A Supreme Court judge on Thursday said the coronavirus-induced nationwide lockdown has created psychological problems and violence within the family, reported PTI. Justice NV Ramana added that the “reverse migration” during the lockdown will lead to an increase in poverty and discrimination.
“This pandemic has presented before us multiple emerging issues,” Justice Ramana said at a webinar organised by the National Legal Services Authority. “The most predominant one is that of reverse migration. Massive reverse migration will invariably lead to increase in poverty, inequity and discrimination.”
Justice Ramana said the situation was still not under control even after three months. “Pursuant to the lockdown, thousands of people have lost their lives and livelihood, large scale migration has taken place,” he added.
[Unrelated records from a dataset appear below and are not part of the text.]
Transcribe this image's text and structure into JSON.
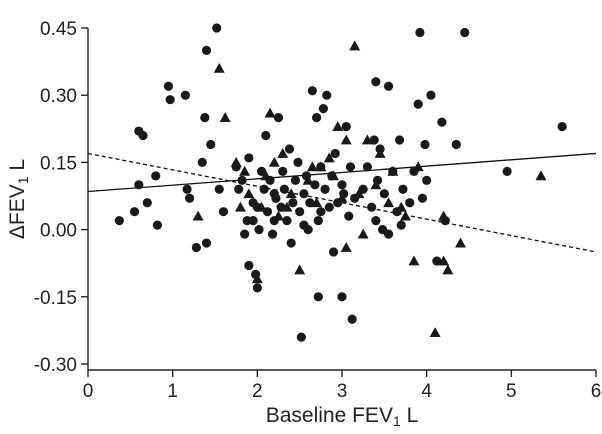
{
  "chart_data": {
    "type": "scatter",
    "title": "",
    "xlabel_main": "Baseline FEV",
    "xlabel_sub": "1",
    "xlabel_unit": " L",
    "ylabel_main": "ΔFEV",
    "ylabel_sub": "1",
    "ylabel_unit": " L",
    "xlim": [
      0,
      6
    ],
    "ylim": [
      -0.3,
      0.45
    ],
    "x_ticks": [
      0,
      1,
      2,
      3,
      4,
      5,
      6
    ],
    "x_tick_labels": [
      "0",
      "1",
      "2",
      "3",
      "4",
      "5",
      "6"
    ],
    "y_ticks": [
      -0.3,
      -0.15,
      0.0,
      0.15,
      0.3,
      0.45
    ],
    "y_tick_labels": [
      "-0.30",
      "-0.15",
      "0.00",
      "0.15",
      "0.30",
      "0.45"
    ],
    "grid": false,
    "series": [
      {
        "marker": "circle",
        "color": "#1a1a1a",
        "points": [
          [
            0.37,
            0.02
          ],
          [
            0.55,
            0.04
          ],
          [
            0.6,
            0.1
          ],
          [
            0.6,
            0.22
          ],
          [
            0.65,
            0.21
          ],
          [
            0.7,
            0.06
          ],
          [
            0.82,
            0.01
          ],
          [
            0.8,
            0.12
          ],
          [
            0.95,
            0.32
          ],
          [
            0.97,
            0.29
          ],
          [
            1.15,
            0.3
          ],
          [
            1.17,
            0.09
          ],
          [
            1.2,
            0.07
          ],
          [
            1.28,
            -0.04
          ],
          [
            1.35,
            0.15
          ],
          [
            1.38,
            0.25
          ],
          [
            1.4,
            0.4
          ],
          [
            1.45,
            0.19
          ],
          [
            1.52,
            0.45
          ],
          [
            1.55,
            0.09
          ],
          [
            1.6,
            0.04
          ],
          [
            1.4,
            -0.03
          ],
          [
            1.75,
            0.14
          ],
          [
            1.78,
            0.09
          ],
          [
            1.82,
            0.11
          ],
          [
            1.85,
            -0.01
          ],
          [
            1.88,
            0.02
          ],
          [
            1.9,
            0.16
          ],
          [
            1.9,
            -0.08
          ],
          [
            1.95,
            0.06
          ],
          [
            1.98,
            -0.1
          ],
          [
            2.0,
            0.05
          ],
          [
            2.0,
            -0.13
          ],
          [
            2.02,
            0.0
          ],
          [
            2.05,
            0.13
          ],
          [
            2.08,
            0.09
          ],
          [
            2.1,
            0.21
          ],
          [
            2.12,
            0.04
          ],
          [
            2.15,
            0.11
          ],
          [
            2.18,
            -0.01
          ],
          [
            2.2,
            0.02
          ],
          [
            2.22,
            0.07
          ],
          [
            2.25,
            0.25
          ],
          [
            2.28,
            0.05
          ],
          [
            2.3,
            0.13
          ],
          [
            2.32,
            0.09
          ],
          [
            2.35,
            0.02
          ],
          [
            2.38,
            0.18
          ],
          [
            2.4,
            -0.03
          ],
          [
            2.42,
            0.06
          ],
          [
            2.45,
            0.11
          ],
          [
            2.48,
            0.15
          ],
          [
            2.5,
            0.04
          ],
          [
            2.52,
            -0.24
          ],
          [
            2.55,
            0.08
          ],
          [
            2.58,
            0.12
          ],
          [
            2.6,
            0.0
          ],
          [
            2.62,
            0.06
          ],
          [
            2.65,
            0.31
          ],
          [
            2.68,
            0.1
          ],
          [
            2.7,
            0.25
          ],
          [
            2.72,
            0.02
          ],
          [
            2.75,
            0.14
          ],
          [
            2.78,
            0.27
          ],
          [
            2.8,
            0.09
          ],
          [
            2.82,
            0.3
          ],
          [
            2.85,
            0.05
          ],
          [
            2.88,
            0.12
          ],
          [
            2.9,
            -0.05
          ],
          [
            2.92,
            0.17
          ],
          [
            2.95,
            0.06
          ],
          [
            3.0,
            0.1
          ],
          [
            3.02,
            0.08
          ],
          [
            3.05,
            0.23
          ],
          [
            3.08,
            0.03
          ],
          [
            3.1,
            0.14
          ],
          [
            3.12,
            -0.2
          ],
          [
            3.15,
            0.07
          ],
          [
            3.0,
            -0.15
          ],
          [
            2.72,
            -0.15
          ],
          [
            3.25,
            0.09
          ],
          [
            3.3,
            0.14
          ],
          [
            3.35,
            0.05
          ],
          [
            3.38,
            0.2
          ],
          [
            3.4,
            0.33
          ],
          [
            3.42,
            0.11
          ],
          [
            3.45,
            0.18
          ],
          [
            3.48,
            0.0
          ],
          [
            3.5,
            0.08
          ],
          [
            3.55,
            0.32
          ],
          [
            3.6,
            0.13
          ],
          [
            3.65,
            0.04
          ],
          [
            3.68,
            0.2
          ],
          [
            3.72,
            0.09
          ],
          [
            3.8,
            0.06
          ],
          [
            3.85,
            0.13
          ],
          [
            3.9,
            0.28
          ],
          [
            3.92,
            0.44
          ],
          [
            3.95,
            0.07
          ],
          [
            3.98,
            0.19
          ],
          [
            4.0,
            0.11
          ],
          [
            4.05,
            0.3
          ],
          [
            4.12,
            -0.07
          ],
          [
            4.18,
            0.24
          ],
          [
            4.22,
            0.02
          ],
          [
            4.35,
            0.19
          ],
          [
            4.45,
            0.44
          ],
          [
            4.95,
            0.13
          ],
          [
            5.6,
            0.23
          ],
          [
            3.4,
            0.02
          ],
          [
            2.2,
            0.08
          ],
          [
            1.95,
            0.02
          ],
          [
            3.7,
            0.01
          ],
          [
            3.55,
            -0.01
          ],
          [
            2.75,
            0.04
          ],
          [
            2.55,
            0.01
          ]
        ]
      },
      {
        "marker": "triangle",
        "color": "#1a1a1a",
        "points": [
          [
            1.3,
            0.03
          ],
          [
            1.55,
            0.36
          ],
          [
            1.62,
            0.25
          ],
          [
            1.75,
            0.15
          ],
          [
            1.85,
            0.13
          ],
          [
            1.9,
            0.08
          ],
          [
            2.05,
            0.05
          ],
          [
            2.1,
            0.12
          ],
          [
            2.2,
            0.15
          ],
          [
            2.25,
            0.03
          ],
          [
            2.3,
            0.17
          ],
          [
            2.35,
            0.05
          ],
          [
            2.4,
            0.08
          ],
          [
            2.5,
            -0.09
          ],
          [
            2.6,
            0.11
          ],
          [
            2.65,
            0.14
          ],
          [
            2.7,
            0.06
          ],
          [
            2.75,
            0.14
          ],
          [
            2.85,
            0.16
          ],
          [
            2.9,
            0.12
          ],
          [
            2.95,
            0.23
          ],
          [
            3.0,
            0.07
          ],
          [
            3.05,
            -0.04
          ],
          [
            3.15,
            0.41
          ],
          [
            3.2,
            0.08
          ],
          [
            3.25,
            -0.01
          ],
          [
            3.3,
            0.2
          ],
          [
            3.4,
            0.1
          ],
          [
            3.45,
            0.17
          ],
          [
            3.55,
            0.06
          ],
          [
            3.6,
            0.13
          ],
          [
            3.7,
            0.05
          ],
          [
            3.75,
            0.03
          ],
          [
            3.85,
            -0.07
          ],
          [
            3.9,
            0.14
          ],
          [
            4.1,
            -0.23
          ],
          [
            4.2,
            -0.07
          ],
          [
            4.2,
            0.03
          ],
          [
            4.25,
            -0.09
          ],
          [
            4.4,
            -0.03
          ],
          [
            5.35,
            0.12
          ],
          [
            2.0,
            -0.11
          ],
          [
            1.8,
            0.05
          ],
          [
            2.15,
            0.26
          ],
          [
            3.05,
            0.2
          ]
        ]
      }
    ],
    "lines": [
      {
        "style": "solid",
        "x": [
          0,
          6
        ],
        "y": [
          0.085,
          0.17
        ]
      },
      {
        "style": "dashed",
        "x": [
          0,
          6
        ],
        "y": [
          0.17,
          -0.05
        ]
      }
    ]
  }
}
His comments came at a time when millions of migrant workers in India were left jobless by the coronavirus-induced lockdown imposed on March 25. Many migrants were forced to make gruelling and dangerous trips back to their hometowns as public transport was not running during the lockdown. The Centre began arranging special trains only on May 1, while bus services started from April 20 to take migrants home.
At least 170 workers have been killed in accidents on the roads or train tracks. Many others died from the exhaustion of walking in the scorching heat. Nearly 80 migrant workers died of starvation or heat sickness between May 9 and May 27 while travelling on special trains, according to the data from the Railway Protection Force. There have been several reports of migrant workers not being given food and water on long train journeys in the searing heat. Workers complained about the squalid conditions of travel and inordinate delays in train schedules. Many alleged that they were not given anything to eat or drink during the journey, while others claimed they were fed rotten food.
Justice Ramana also said that there has been a rise in domestic violence and child abuse during the nationwide lockdown. “Women have been burdened with more work; children have been unable to go to schools,” he said. “Adding to that, working of home has also had its impact on the family life. This pandemic has also affected rights of women, children and senior citizen. This calls for a persistent and target orientation action plan, which we all have to work out together.” He said the future will be challenging. “Let’s stay committed.”
The judge, who is second in seniority after Chief Justice SA Bobde, said now is the time for legal services authorities to reach out to victims of domestic violence and child abuse. “Acknowledging the urgency of the situation we have established One Stop Centres,” he added. “Persistent efforts have been taken to provide legal assistance, through teleservices of female panel lawyers in every district. In other matters, petitions have been filed under the Domestic Violence Act.”
The National Commission for Women had in April expressed concern over the increase in cases of domestic violence. During the lockdown period between March 24 and April 1, the commission recorded 69 cases of domestic violence, 77 cases under the right to live with dignity, and another 15 cases of harassment of married women at home. Apart from this, the women’s body received two cases of dowry deaths and 13 cases of rape or attempt to rape.
Usually, a woman can register complaints with the National Commission for Women through various channels. This includes physical visits to the office in different states, postal communication, phone calls, online complaint registration, emails and through social media. However, under the lockdown, the mediums to file a complaint have been curtailed and restricted to just three forms: social media, email and online registration.